Clinically, similar approaches using vibrational sources have been demonstrated using matrix arrays [26,48]. Our study differs from these as it focuses on developing a device for use in the preclinical setting, which allows imaging at high ultrasound and shear wave frequencies that have the potential to provide high spatial resolution imaging. It is the first study that shows 3D ultrasound VSWE imaging in live mice and demonstrates that VSWE is sensitive to changes due to therapy. Additional novel aspects and differences to [26,49] include a novel shear wave direction detection method rather than direction filtering and the use of direct synchronisation of the 1D transducer array with the vibrational source signal generator allowing us to sample above the Nyquist limit with no need for additional processing to conduct phase alignment of sub-volumes.

The ability to acquire scans rapidly means that multiple frequencies may also be used to measure multi-frequency shear wave dispersion, which is sensitive to the underlying tissue architecture, and molecular composition and is influenced by the solid/liquid state of the tissue [49]. Using 700, 1000, and 1200 Hz did not provide a reliable measure of shear wave dispersion, which may be due to the variable c_s values obtained at the higher frequencies. In addition to improvements in spatial resolution, the next steps include the investigation of the range and number of frequencies that allow us to reliably characterise viscous tumour moduli.

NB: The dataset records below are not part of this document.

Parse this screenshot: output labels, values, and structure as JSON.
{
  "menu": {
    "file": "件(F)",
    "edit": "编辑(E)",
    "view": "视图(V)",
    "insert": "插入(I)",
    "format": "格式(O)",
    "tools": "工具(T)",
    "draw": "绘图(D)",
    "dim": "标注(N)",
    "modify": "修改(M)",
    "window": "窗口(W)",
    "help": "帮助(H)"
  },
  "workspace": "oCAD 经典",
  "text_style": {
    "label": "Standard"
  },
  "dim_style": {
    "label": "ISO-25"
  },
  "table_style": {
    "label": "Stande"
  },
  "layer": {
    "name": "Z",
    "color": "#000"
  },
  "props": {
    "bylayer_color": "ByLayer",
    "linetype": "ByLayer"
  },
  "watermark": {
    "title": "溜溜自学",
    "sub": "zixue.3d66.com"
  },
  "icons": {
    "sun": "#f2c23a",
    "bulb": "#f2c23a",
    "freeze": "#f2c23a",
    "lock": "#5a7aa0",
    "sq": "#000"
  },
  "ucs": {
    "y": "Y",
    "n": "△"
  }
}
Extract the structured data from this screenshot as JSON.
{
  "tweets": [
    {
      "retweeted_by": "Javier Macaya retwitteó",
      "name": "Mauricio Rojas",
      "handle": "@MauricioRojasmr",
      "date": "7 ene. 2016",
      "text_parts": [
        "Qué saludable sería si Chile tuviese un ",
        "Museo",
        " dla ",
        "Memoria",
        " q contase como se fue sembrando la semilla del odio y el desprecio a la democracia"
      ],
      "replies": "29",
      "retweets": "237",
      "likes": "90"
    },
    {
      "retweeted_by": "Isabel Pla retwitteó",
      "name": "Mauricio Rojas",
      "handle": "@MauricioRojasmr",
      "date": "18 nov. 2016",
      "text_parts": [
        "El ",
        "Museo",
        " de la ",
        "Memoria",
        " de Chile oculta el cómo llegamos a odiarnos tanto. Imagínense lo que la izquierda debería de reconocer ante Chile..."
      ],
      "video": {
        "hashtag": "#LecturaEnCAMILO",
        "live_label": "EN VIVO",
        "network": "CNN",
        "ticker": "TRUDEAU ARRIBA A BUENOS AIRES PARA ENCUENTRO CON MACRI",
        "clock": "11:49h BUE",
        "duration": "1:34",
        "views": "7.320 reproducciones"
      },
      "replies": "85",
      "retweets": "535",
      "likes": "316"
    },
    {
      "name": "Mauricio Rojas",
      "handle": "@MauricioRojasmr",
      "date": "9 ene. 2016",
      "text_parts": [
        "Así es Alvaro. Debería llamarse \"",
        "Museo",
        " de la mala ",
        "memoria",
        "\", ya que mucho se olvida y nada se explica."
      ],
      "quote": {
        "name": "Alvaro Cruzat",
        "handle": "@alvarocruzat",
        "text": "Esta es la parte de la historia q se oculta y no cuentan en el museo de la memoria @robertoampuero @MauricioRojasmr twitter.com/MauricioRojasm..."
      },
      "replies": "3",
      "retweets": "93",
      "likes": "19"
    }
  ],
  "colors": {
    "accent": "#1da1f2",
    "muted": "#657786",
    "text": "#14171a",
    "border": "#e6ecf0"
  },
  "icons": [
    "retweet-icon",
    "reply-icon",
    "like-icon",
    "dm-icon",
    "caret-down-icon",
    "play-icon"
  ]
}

Our method has limitations. In terms of spatial resolution, we identified that the kernel dimension of 2 mm provided the best fit (smaller GoF error) for the estimation of c_s, as evidenced by the accurate representation of the spatial distribution of tissue shear wave speed. We have also shown that kernel sizes of 0.5 mm are feasible (Figure A1), but further work is required to improve the signal-to-noise ratio in characterising the shear wave field at the smaller kernel sizes to maintain an acceptable degree of variation in shear wave speed estimates. Noise reduction methods could potentially be implemented to improve the signal-to-noise ratio: sampling the shear wave field for a longer period or at an increased sampling rate may reduce noise in the shear wave displacement-time data, which in turn can reduce measurement variation. By implementing plane-wave imaging, the above suggestions could be attempted without compromising the speed of acquisition. Further improvements in spatial resolution could also be achieved by using a higher frequency transducer (our system currently uses 18.5 MHz) and wide aperture ultrasound focusing on more than one dimension, achievable with a 2D matrix array transducer [50]. However, these are not currently available at the high frequencies required for imaging mice. It should be noted that respiratory-induced tissue motion will effectively blur the shear wave speed map reducing spatial resolution. In this study, we used an anaesthetic that depressed respiration; if alternative injectable or gaseous anaesthetics are used, motion correction may be required to optimize spatial resolution. Future work will investigate the implementation of motion correction to avoid blurring due to physiological motion.

5. Conclusions

We have developed a preclinical 3D vibrational elastography system for the rapid evaluation of tumour stiffness in vivo, which can quantify and map regional heterogeneity in tissue shear wave speed throughout the whole tumour. With the speed, availability and low cost of ultrasound, our 3D-VSWE system represents an invaluable tool to enable the non-invasive assessment of cancer therapies. These include therapies targeting the ECM and mechano-transduction to further understand how the biomechanical properties of tumours influence tumour progression, resistance to therapy, and their metastatic potential.